A possible explanation for the median number of days to BKA being shorter than the median number of days to TMA could be that the patients with more serious comorbidities were more likely to require a BKA emergently. However, the difference in days to a more proximal amputation was not statistically significant between the separate groups, with a p-value of 0.0709.
Figure 3 Median days to BKA and TMA.
Total Patients | BKA Patients | TMA Patients | P-value | Wilcoxon Test | |
N=63 | N=23 | N=40 | |||
Days to procedure, Median (q1-q5 Range) | Median: 21
(13-79) |
Median: 55
(19-204) |
0.0709 | Z = -1.8063 |
Figure 4 Median and range (q1-q5) of days to BKA and TMA.
Conclusion
Patients with a digital or partial ray amputation are at a higher risk for more proximal amputations such as a transmetatarsal amputation and below knee amputation. The average time frame from a distal amputation to a more proximal amputation could provide additional information regarding the “critical period” in which intervention is key to prevention. The “critical period” for this study refers to the median time frame from a distal amputation to a TMA or a BKA, which were 55 days and 21 days respectively. 90% of patients requiring a BKA had the procedure done within 79 days, and 90% of patients requiring a TMA had the procedure done within 204 days.

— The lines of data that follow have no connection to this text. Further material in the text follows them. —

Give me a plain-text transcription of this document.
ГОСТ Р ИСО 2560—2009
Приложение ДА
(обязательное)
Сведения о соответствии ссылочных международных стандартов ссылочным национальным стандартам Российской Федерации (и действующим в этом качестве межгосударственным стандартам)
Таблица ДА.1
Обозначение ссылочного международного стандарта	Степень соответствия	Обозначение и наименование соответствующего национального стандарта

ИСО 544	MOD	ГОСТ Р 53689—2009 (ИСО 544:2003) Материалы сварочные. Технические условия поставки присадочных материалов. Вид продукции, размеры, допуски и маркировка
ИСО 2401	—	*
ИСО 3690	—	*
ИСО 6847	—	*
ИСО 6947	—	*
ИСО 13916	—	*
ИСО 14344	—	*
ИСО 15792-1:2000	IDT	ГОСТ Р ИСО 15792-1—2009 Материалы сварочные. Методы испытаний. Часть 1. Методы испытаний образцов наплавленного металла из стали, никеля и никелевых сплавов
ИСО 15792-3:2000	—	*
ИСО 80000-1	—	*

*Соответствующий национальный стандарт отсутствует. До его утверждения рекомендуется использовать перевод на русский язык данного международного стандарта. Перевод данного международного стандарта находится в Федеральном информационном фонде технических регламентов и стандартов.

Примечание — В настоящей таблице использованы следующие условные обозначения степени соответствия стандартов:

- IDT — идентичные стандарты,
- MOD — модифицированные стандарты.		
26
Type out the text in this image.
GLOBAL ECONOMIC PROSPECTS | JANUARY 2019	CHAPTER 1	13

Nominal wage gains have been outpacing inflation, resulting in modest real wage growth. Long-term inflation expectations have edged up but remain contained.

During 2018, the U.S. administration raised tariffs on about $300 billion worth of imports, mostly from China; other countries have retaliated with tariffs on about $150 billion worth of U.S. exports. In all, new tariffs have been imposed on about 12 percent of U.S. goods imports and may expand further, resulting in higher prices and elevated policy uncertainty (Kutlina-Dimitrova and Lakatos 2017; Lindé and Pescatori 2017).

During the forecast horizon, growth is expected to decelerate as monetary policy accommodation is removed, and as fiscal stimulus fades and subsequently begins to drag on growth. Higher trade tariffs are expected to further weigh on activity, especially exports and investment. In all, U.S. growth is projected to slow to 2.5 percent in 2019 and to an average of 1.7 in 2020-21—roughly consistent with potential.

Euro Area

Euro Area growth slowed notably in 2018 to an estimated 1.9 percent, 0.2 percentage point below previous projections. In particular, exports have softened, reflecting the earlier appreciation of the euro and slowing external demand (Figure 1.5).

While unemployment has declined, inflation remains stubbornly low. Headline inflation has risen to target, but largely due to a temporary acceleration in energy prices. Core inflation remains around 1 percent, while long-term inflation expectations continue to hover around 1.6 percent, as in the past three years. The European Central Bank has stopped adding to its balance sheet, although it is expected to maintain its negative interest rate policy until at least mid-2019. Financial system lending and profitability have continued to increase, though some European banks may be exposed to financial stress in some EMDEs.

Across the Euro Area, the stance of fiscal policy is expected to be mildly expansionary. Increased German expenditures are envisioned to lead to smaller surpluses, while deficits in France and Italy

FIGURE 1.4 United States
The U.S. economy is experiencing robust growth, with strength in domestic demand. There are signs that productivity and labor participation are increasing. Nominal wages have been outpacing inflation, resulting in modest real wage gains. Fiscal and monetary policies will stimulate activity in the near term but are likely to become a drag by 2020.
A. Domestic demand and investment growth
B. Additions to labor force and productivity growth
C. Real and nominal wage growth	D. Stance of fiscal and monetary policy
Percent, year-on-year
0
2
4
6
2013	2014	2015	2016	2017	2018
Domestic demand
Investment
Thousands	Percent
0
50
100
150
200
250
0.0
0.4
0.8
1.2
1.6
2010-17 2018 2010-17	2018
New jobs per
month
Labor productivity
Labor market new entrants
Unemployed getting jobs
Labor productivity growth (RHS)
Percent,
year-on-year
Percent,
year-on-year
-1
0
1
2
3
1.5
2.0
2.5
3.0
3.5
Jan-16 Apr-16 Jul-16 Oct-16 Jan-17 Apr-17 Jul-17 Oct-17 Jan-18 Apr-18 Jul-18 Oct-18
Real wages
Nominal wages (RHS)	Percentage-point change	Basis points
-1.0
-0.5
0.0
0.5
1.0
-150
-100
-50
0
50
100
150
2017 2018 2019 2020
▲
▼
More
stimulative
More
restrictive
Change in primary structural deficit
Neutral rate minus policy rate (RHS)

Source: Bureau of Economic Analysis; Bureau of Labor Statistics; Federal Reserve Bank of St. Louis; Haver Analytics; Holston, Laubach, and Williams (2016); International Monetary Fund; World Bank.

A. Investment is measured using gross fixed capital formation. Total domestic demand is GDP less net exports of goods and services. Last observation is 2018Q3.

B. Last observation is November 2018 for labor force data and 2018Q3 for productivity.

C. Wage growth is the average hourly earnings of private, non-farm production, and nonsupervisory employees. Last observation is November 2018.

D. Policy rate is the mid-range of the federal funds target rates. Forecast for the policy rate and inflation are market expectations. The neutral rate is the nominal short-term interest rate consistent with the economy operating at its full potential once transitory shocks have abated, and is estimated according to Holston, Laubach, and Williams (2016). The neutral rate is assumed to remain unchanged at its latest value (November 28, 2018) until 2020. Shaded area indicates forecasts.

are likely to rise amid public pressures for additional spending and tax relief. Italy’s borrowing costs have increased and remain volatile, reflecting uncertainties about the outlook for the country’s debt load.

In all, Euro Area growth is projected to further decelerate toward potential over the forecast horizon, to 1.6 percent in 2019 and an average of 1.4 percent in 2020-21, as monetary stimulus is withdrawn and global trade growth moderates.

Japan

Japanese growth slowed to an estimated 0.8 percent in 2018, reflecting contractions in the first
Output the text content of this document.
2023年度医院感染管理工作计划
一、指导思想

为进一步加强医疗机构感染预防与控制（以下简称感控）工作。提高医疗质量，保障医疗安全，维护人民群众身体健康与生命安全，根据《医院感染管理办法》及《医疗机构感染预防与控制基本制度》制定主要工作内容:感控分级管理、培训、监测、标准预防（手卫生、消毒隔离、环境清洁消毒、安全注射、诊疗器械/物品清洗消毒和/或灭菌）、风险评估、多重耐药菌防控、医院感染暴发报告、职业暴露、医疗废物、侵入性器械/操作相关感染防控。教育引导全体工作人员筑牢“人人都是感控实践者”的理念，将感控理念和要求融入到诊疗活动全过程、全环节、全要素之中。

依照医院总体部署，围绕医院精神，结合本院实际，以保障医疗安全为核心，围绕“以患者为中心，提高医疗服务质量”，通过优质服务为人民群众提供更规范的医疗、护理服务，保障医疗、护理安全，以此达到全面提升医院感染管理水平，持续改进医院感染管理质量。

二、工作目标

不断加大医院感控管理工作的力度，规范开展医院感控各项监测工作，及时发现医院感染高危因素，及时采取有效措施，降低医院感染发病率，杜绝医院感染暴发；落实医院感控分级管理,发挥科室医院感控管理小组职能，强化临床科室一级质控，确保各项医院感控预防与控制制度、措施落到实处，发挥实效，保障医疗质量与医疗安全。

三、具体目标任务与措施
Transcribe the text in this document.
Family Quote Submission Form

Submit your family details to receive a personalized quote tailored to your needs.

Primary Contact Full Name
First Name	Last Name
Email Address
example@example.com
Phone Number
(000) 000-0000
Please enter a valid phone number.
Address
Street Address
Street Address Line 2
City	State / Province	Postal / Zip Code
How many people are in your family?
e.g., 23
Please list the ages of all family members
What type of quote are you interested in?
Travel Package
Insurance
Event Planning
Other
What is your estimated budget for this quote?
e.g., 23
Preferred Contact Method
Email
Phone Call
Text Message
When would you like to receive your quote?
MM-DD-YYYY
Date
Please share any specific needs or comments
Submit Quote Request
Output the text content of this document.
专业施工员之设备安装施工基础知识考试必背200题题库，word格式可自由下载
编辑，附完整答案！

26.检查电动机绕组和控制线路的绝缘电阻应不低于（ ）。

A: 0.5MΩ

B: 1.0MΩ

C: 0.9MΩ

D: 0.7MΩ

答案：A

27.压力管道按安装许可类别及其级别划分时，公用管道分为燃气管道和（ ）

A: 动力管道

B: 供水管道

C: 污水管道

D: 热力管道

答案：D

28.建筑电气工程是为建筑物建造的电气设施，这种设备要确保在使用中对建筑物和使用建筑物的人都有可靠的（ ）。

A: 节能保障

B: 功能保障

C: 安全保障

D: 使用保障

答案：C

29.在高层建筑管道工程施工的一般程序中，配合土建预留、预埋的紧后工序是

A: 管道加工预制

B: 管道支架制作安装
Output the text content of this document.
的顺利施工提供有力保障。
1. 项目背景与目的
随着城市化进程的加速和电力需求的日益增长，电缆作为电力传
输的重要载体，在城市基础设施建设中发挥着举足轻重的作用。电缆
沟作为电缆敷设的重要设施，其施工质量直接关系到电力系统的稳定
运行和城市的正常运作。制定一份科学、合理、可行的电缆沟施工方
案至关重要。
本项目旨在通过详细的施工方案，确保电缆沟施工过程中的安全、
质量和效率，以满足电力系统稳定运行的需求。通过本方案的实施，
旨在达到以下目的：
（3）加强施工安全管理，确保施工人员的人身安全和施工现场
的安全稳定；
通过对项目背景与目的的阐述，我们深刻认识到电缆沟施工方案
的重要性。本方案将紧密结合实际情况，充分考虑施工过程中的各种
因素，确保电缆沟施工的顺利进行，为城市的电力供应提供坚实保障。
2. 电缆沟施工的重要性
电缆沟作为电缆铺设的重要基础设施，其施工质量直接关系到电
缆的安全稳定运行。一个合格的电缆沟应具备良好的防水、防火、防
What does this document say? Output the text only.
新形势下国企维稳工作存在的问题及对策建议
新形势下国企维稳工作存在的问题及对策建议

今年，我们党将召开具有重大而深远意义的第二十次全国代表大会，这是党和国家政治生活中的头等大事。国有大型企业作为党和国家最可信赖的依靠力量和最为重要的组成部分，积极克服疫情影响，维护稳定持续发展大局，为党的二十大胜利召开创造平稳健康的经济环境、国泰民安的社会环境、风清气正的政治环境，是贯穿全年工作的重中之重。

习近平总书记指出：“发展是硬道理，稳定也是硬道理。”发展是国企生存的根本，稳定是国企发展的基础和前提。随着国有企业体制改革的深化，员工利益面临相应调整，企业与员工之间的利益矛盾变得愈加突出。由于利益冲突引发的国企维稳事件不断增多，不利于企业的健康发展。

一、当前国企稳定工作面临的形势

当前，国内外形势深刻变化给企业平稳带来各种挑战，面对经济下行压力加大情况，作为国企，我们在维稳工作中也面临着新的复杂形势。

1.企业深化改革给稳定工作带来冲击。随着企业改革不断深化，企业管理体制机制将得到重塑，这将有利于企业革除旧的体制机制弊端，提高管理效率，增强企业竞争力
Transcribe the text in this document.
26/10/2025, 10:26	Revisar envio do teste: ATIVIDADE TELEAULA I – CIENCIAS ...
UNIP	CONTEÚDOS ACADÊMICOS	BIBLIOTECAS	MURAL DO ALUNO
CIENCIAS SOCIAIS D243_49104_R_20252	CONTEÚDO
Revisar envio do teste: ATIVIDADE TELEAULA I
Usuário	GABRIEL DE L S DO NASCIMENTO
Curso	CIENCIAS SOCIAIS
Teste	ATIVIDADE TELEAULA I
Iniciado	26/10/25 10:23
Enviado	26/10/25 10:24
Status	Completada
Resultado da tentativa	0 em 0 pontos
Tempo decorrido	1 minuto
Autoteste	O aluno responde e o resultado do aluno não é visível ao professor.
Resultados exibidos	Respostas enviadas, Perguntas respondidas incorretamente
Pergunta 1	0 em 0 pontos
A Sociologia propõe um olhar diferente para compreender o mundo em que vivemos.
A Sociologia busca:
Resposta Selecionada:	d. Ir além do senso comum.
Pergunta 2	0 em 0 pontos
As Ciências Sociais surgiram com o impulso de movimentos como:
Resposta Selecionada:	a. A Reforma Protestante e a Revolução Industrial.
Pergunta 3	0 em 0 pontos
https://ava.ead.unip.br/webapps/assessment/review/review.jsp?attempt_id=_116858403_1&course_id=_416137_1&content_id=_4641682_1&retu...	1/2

A conclusion that can be drawn from the data is that patients should be carefully monitored for at least two months after an initial digital or partial ray amputation. A more conservative approach, using the 90th percentile data, is to monitor patients for a longer time frame of up to seven months to reduce the incidence of more proximal amputations.
The interventions during the critical period include tighter glucose control and lower extremity angiograms with close follow-up to address the underlying comorbidities of these patients. Further research is needed regarding the degree of effectiveness of these interventions and their ultimate success in limb salvage.
Funding Declaration
Financial Support for this project was provided from Ochsner Health System.
Conflict of Interest
None reported.
Acknowledgements
We would like to thank the research department at Ochsner Medical Center for their assistance with this project.